The protection that an open-fronted Class II cabinet provides obviously depends on the virulence of the organism being handled inside it. Some organisms are so dangerous that the U.S. Department of Heath and Human Services recommends instead the cumbersome Class III cabinet, a closed, gas-tight system. Work inside the cabinet is performed through arm-length rubber gloves. Clean equipment enters through a double-door autoclave, a double-door air lock, or a dunk tank filled with a proven microbicidal disinfectant. Exotic organisms, such as Ebola virus or Congo-Crimean hemorrhagic fever virus, for which there are no cures, no vaccines, and an extraordinary risk of infection by aerosols, are restricted to Class III cabinets.
WHILE BIOCONTAINMENT WAS FAST BECOMING A SOPHIS ticated science of air currents, airflows, velocities, and gravitational effects, something strange was happening in the pharmacological industry. Compounds created to fight disease were posing contamination problems startlingly similar to those in the bio labs. Beginning in the 1960s, nurses and pharmacists mixed vials of new and powerful antibiotics into bottles or bags of saline solutions for intravenous administration to patients. Personnel known to be allergic to some of these antibiotics were developing allergic reactions when they prepared the mixtures. Lacking containment cabinets, they were obviously breathing in aerosols, or the aerosols were settling on their skin and being absorbed as easily as if these people had been using drug patches. An equally dramatic problem occurred among pharmaceutical workers who manufactured oral contraceptives. Male workers developed breast enlargement from exposure to the female hormones in the pills they were making.

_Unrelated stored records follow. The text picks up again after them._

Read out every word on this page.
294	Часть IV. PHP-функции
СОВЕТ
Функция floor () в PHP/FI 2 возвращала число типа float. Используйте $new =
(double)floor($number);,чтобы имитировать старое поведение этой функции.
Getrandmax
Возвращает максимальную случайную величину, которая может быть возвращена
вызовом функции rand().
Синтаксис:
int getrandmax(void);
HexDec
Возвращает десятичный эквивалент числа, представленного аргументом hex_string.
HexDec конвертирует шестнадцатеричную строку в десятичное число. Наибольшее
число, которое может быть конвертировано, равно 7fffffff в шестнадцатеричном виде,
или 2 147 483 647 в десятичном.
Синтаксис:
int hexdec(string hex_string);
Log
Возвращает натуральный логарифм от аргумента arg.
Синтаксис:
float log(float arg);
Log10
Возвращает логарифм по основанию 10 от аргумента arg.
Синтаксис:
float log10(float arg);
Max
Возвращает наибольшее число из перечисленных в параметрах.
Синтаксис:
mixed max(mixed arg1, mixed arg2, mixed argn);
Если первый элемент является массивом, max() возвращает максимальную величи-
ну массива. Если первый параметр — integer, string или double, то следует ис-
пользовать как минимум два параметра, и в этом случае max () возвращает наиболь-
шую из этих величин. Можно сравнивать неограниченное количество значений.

An even more worrisome situation surfaced in the 1980s with the wider use of sophisticated anticancer drugs that are toxic to cells and can cause mutations and even cancers themselves. Pharmacists who mixed anticancer drugs into bags of intravenous solutions were accumulating mutation-causing substances in their urine. Pregnant nurses who were exposed to the drugs during their first trimesters experienced alarmingly high rates of malformed infants and even stillbirths. After stringent tests showed undetectable levels of mutation-causing substances in the urine of personnel who mixed the drugs inside a Class II safety cabinet, the U.S. Occupational Safety and Heath Administration recommended that the cabinet be considered essential equipment for this kind of procedure.
More recently, safety cabinets have become a mainstay in yet another sector, the young and innovative biotechnology industry. Recombinant DNA technology allows the creation of novel bacteria by inserting foreign genes, turning organisms into miniature factories to produce scarce biological drugs. New genes are also often spliced into viruses for human gene therapy. With all these developments emerging rapidly over the last 30 years, there’s a healthy fear that engineered microbes with new genetic material will wreak a new kind of havoc in the lab. “These companies are some of my biggest customers for safety cabinets,” Christensen says. “Since they aren’t sure exactly what they’re working with in the early stages, they want to be protected from it.” They’re showing a caution that proves that after a century medical martyrdom has finally become truly passé.